The competition in a rivalry or an underdog plot may be an actual contest like a boxing match, bowling competition or a bake off, but it can also be a competition for something less tangible.

For example, every version of "Cinderella" is an underdog story, and the competition is always about love and marriage. The movie "The Patriot" starring Mel Gibson is in many ways a rivalry story with the competition being between the British soldier who shot the American farmer's son and the American farmer (Gibson). The two main characters in this movie, though in different circumstances, are on an equal playing field.

In both rivalry and underdog story lines the protagonists and antagonists are fighting for the same thing. (Apollo Creed and Rocky want to win the boxing match. The British soldier and the American farmer want to win control of the United States, either for Britain or for America.)

Both kinds of stories have three essential stages, much like other types of plots.

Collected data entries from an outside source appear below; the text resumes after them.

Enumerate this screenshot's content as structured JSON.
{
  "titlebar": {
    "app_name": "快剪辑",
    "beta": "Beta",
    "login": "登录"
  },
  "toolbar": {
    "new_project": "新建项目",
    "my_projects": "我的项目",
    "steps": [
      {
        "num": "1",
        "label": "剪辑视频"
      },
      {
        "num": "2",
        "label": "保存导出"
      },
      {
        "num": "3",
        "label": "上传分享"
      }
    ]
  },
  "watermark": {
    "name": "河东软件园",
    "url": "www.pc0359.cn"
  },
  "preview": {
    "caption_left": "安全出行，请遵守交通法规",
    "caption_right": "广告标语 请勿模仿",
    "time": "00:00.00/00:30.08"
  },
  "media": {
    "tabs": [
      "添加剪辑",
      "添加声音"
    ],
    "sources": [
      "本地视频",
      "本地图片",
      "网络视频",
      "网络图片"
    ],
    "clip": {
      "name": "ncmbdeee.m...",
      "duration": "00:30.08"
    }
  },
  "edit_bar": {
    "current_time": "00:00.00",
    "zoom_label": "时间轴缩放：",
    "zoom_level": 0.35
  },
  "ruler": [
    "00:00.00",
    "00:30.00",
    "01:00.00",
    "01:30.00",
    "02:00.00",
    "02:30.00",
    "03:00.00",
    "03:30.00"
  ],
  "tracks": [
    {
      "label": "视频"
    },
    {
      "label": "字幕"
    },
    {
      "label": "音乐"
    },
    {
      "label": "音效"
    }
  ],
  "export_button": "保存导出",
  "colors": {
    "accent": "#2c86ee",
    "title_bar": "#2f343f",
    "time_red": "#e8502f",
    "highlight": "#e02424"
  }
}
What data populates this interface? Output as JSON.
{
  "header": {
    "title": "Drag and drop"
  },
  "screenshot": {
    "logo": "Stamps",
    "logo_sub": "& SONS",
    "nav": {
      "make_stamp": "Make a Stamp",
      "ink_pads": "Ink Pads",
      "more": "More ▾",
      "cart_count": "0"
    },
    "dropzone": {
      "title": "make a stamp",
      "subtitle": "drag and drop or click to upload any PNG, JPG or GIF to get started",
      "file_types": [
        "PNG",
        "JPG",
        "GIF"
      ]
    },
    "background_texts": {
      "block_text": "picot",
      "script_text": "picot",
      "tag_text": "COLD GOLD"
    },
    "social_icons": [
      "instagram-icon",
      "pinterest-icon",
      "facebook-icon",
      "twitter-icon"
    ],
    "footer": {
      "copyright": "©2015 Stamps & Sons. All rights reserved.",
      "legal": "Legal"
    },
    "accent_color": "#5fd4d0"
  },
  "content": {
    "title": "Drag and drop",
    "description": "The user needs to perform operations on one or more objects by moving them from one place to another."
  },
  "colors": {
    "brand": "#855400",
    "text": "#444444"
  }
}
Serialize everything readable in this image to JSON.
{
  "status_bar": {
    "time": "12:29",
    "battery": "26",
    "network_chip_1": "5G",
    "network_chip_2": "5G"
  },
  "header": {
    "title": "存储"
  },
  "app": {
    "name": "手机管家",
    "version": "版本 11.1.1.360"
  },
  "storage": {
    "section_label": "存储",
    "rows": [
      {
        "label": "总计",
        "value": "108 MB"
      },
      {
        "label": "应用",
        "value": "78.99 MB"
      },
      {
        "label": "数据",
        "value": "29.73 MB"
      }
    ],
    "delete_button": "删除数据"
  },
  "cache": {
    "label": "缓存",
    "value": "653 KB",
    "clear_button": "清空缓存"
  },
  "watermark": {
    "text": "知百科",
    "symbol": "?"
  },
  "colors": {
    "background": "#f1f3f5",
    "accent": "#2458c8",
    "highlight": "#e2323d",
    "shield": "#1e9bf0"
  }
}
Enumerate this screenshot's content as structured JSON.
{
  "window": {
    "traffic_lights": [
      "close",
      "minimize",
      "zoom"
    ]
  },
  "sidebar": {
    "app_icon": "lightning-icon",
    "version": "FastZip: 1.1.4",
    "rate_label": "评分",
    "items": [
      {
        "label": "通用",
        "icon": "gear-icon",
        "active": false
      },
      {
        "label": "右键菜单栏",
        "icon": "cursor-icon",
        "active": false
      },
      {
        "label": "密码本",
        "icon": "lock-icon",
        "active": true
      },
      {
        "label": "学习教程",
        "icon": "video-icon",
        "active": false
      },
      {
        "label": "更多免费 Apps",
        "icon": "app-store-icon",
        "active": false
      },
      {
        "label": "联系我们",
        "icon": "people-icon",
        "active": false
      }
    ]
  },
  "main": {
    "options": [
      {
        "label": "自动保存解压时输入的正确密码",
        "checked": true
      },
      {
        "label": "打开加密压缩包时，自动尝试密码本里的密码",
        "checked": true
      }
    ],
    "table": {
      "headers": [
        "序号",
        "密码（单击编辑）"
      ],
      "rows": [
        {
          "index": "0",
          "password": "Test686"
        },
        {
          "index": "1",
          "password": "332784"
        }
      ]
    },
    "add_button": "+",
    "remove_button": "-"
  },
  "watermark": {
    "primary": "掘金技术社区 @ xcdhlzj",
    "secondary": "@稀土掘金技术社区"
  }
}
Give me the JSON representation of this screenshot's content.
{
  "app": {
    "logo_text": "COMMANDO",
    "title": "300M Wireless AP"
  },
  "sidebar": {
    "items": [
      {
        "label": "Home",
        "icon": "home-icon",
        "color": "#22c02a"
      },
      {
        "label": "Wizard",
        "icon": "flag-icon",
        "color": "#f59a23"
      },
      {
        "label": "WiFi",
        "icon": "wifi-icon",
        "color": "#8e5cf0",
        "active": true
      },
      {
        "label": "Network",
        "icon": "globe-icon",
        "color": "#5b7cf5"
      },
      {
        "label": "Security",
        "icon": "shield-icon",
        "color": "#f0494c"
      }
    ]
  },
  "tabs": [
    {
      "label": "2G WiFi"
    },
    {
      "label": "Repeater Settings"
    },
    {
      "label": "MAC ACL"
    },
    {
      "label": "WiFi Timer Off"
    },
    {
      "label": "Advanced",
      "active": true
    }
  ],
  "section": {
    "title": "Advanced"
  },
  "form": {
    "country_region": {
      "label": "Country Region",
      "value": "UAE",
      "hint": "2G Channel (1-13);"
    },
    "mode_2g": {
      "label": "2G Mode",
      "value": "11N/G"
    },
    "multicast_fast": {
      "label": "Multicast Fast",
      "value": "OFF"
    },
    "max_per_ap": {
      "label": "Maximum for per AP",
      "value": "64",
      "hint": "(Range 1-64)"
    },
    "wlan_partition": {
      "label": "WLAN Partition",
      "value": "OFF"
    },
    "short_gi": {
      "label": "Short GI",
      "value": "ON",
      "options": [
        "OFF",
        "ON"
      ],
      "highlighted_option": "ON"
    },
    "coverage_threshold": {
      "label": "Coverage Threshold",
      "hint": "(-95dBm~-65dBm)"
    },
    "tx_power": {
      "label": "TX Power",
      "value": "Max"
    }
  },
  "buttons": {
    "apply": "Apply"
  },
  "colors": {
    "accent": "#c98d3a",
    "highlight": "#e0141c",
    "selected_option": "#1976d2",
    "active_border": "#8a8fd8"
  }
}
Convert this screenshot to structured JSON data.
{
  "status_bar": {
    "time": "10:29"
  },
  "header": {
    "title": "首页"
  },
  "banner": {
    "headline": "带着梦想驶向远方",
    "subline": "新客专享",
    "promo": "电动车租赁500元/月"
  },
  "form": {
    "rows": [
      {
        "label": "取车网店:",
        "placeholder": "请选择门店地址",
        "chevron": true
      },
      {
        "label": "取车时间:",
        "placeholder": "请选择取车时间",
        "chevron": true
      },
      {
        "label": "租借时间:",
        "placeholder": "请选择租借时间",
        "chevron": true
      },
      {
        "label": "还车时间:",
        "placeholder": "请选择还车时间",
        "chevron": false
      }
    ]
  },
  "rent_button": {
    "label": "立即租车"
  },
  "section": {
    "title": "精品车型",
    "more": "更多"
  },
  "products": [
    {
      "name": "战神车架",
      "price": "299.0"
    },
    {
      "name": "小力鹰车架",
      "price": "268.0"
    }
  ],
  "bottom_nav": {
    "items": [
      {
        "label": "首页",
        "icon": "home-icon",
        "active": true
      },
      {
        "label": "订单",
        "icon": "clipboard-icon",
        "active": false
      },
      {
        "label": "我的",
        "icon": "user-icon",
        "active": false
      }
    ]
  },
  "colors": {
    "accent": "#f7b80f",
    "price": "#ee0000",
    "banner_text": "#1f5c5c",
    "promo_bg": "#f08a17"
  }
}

In the first stage of rivalry and underdog stories the hero and villain are living their normal lives when the antagonist instigates something which challenges the protagonist. In the beginning phase of the story the antagonist gets the upper hand which leads the protagonist to react and prepare for the competition which will begin in the second stage of the story.

The second stage of the rivalry and underdog plot is all about the rising and descending power of the two main characters. Though the protagonist usually takes quite a beating during this phase of the story, he does enjoy a few victories.

The third stage brings the showdown between the villain and the hero. This is the grand competition. Everything which has happened up to this point has led to this confrontation. Rocky has spent all of his time training for the fight. The American farmer has sacrificed everything and, at last, faces the man who murdered his son and wants to take away the freedom of his countrymen.

Once the competition is over in a rivalry story, everything in the protagonist's world returns to normal. In the case of the underdog story line, the hero may or may not win the competition, but the reader should be given a satisfying ending. Rocky didn't win, but he wasn't clearly defeated either, and people who saw the movie walked away satisfied with the ending (satisfied enough to inspire LOTS of sequels).

Competition is always seductive to the observer, whether we're attending a sporting event, reading a book, watching a movie or frittering away a little free time watching a reality show on television.

We like competition. That's probably why a well written rivalry story (and underdog story) is always popular with Readers.